Mojokerto-(satujurnal.com)
Tujuh
gelandangan dan pengemis (gepeng) terjaring razia yang digelar Satpol PP Kota
Mojokerto di sejumlah sudut kota, Jum’at (8/05/2015).
Namun
korp berseragam coklat keki ini tak menemukan wajah baru. Semua gepeng yang
terjaring di empat zona merah gepeng, yakni di simpang empat
Pemuda-Gajahmada, Empunala-Gajahmada, dan simpang empat jalan Pahlawan - Tropodo itu merupakan wajah lama langganan razia.
Rupanya,
ancaman dikirim ke panti rehabilitasi hingga denda jutaan rupiah tak
menyurutkan nyali mereka mengais rupiah dari pengguna jalan. Jika terjaring,
mereka pun berlakon bak pemain sandiwara.
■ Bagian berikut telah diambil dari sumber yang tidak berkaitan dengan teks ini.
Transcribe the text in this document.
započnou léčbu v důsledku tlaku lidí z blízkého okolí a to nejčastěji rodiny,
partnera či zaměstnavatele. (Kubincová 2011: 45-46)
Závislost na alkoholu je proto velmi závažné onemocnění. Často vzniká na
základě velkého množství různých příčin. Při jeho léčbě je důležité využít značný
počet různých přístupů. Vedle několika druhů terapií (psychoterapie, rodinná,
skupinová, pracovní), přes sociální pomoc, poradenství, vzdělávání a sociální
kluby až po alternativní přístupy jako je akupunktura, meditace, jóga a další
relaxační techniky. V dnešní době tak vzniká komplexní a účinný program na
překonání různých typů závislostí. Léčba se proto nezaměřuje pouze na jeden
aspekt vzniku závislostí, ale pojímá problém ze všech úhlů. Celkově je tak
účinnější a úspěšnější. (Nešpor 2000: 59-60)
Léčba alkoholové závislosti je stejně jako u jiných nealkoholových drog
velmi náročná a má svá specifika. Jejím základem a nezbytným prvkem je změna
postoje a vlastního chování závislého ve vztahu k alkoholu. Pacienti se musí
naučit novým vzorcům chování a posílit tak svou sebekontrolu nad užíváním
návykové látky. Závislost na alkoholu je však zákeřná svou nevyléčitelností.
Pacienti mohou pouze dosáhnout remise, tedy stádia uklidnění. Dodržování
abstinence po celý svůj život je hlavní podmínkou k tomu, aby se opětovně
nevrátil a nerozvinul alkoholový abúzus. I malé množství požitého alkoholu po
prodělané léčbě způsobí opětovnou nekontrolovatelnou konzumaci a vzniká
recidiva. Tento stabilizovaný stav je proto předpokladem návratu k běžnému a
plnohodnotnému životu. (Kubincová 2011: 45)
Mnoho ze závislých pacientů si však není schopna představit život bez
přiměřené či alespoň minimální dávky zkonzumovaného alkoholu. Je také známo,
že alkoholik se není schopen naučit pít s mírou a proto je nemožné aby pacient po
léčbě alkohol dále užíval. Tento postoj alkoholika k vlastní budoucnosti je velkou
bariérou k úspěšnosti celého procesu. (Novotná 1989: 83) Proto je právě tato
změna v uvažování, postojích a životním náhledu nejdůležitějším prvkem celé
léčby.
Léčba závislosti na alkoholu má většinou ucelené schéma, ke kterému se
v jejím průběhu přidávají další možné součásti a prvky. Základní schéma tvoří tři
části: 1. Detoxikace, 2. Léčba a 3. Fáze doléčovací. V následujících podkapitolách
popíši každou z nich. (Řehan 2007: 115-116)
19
Ini dilakukan agar petugas luluh dan segera
melepas mereka.
Salah
seorang petugas mengaku sudah ‘hafal’ dengan ulah para gepeng yang kepergok di
zona larangan mengemis. Tatkala harus berhadapan dengan petugas, mereka acapkali
pasang aksi, seolah tengah sakit parah, bahkan ada yang sontak lumpuh.
“Kalau
pas terjaring razia, ada saja ulahnya. Ada yang mengaku kakinya bengkak. Tak
bisa jalan. Bahkan ada yang tutup mulut,” katanya.
Tapi,
katanya, petugas tetap sigap. Tanpa harus mendengar keluhan dan melihat mimik
melas mereka, petugas mengangkut mereka ke truk patroli, kendati pun dengan
upaya ekstra. Membopong bahkan menggendong.
Yang
terjaring hari ini pun menunjukkan ulah yang sama. Satu orang tak beringsut
hingga dibopong petugas. Ia bahkan tutup mulut, tak bersuara dan tak bereaksi
apa pun saat didata.
Di hadapan
petugas, mereka mengaku terpaksa mengemis karena sudah tidak produktif lagi.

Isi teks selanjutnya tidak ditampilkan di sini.